I nod, handing it over. He switches it on, sees the lock screen, and turns it over, popping out the SIM card and battery before passing it back. “That should help but you’ll be better off leaving it here.”
“Okay.” I feel naked without it, but I pop it on the sidetable and grab my jacket from the hook near the door. “Do you mind if I take my car? I don’t want to be stranded anywhere.”
Eddie stares at me with a frown, shaking his head. “Isn’t your car still over in Sydenham?”
Fuck.
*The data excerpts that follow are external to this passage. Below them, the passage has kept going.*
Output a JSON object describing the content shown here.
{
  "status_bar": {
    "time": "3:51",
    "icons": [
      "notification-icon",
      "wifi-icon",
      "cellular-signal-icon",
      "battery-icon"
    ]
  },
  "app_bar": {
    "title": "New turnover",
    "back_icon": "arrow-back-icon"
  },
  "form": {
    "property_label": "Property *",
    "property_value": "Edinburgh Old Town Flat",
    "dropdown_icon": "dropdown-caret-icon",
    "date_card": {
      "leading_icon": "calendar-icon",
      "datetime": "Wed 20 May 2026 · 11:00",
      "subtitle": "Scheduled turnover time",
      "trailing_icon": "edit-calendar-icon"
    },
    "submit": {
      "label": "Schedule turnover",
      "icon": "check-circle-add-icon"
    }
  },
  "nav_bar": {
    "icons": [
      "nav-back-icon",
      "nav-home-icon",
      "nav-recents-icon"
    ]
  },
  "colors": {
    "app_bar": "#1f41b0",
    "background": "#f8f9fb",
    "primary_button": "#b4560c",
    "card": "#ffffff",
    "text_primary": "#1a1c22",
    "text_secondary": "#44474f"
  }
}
Yes, it is. Parked a few doors down from the murder house.
“Yeah, sorry.”
“You’re going with him?”
I twist back to face Sashe, nodding. “We’ll have to do Austen another time.”
She pulls me into a hug. A gesture that surprises me until she whispers in my ear, “I don’t think you should. Especially without your phone.”
“It’s okay,” I reassure her. The warning doesn’t really surprise me. After all, on our first meeting I’d stolen his keys, assuming he was a pervert. “I know him. He’s safe.”
“Knows me.” Eddie rolls his eyes. “You also whipped my arse at poker.”
“That was Finley,” I snap back with a smile, detaching myself from Sashe and following him outside. The wind has picked up, sending a chill straight to my bones. “Trent didn’t say…” My throat clicks and I have to clear it before continuing. “He said nothing else, did he? About catching my uncle?”
The investigator shakes his head, pressing his fob so the car beeps unlocked.
It’s a different make and model than the last one he was in. This one is a far superior upgrade, a roomy sedan rather than the beaten-up litterbox I last saw him driving. I stifle a smile of amusement that this is the car he drives to Trent’s house but the one he drove to mine was markedly worse.
“Get in the back,” he says when I try the passenger side door. “It’ll be easier for you to duck down if you need to hide.”
I follow his direction and he slams the door shut for me. Once I’ve done up my seat belt, I wait for him to finish fiddling with the multitude of buttons, bringing up a large screen of the surrounds while he reverses out of the driveway, then turning to a GPS map once we’re heading forward.
“There’s water back there,” he says like he’s a courteous Uber driver. “Snacks in the back of the seat if you’re hungry.”
“I’m good.” My stomach is so tightly knotted, I doubt I’ll be eating anytime soon.
I stare out the window, the afternoon weather turning worse with every passing moment. Specks of graupel hit against the window with increasing regularity. Even with my jacket on, I’m cold.
“Could you turn up the heat?” I ask, and Eddie stops watching the road while he searches for the right button.
Not his car, then. I file the information away, my eyes flicking towards the GPS, used to staring at screens so often that they miss the comforting glare of my phone.
We’re heading along Glandovey Road, and I frown at the slowly moving map, then turn my attention out the window again. I don’t have an internal compass—or, if I do, it’s broken—but this doesn’t seem like the right way to reach my mother’s new hospice.
I lean forward. “Are you sure you typed in the right address? We should head north. Her new place is out towards Belfast.”
“We’re just taking a slight detour first,” he says without concern. “Then we’ll swing by your mother’s place and make sure she’s safe.”
I sit back in my chair. The words sound innocent enough but there’s still a growing lump in my throat. I pluck at the skin of my neck, rubbing against my windpipe, trying to shake the sensation. Part of it’s just the healing bruises from Saturday. More of it is a reaction to his tone.
“What’s the detour?” He doesn’t answer and I shift in my seat, leaning forward to examine the contents of the pocket, before leaning back again. “Edwin? What’s the detour?”
“Just to drop something off. Don’t worry about it.”
“But are we—”
“Sorry, I can’t concentrate when I’m talking. Just relax, yeah? We’ll have you to your mum’s place soon enough.”
Now all my senses are tingling, blaring out a multitude of silent alarms. The map shows us driving farther away from my mother with each passing second, farther away from Trent’s, farther away from help.
My phone’s in pieces on a sidetable. All Sashe knows is that I left with someone I trusted.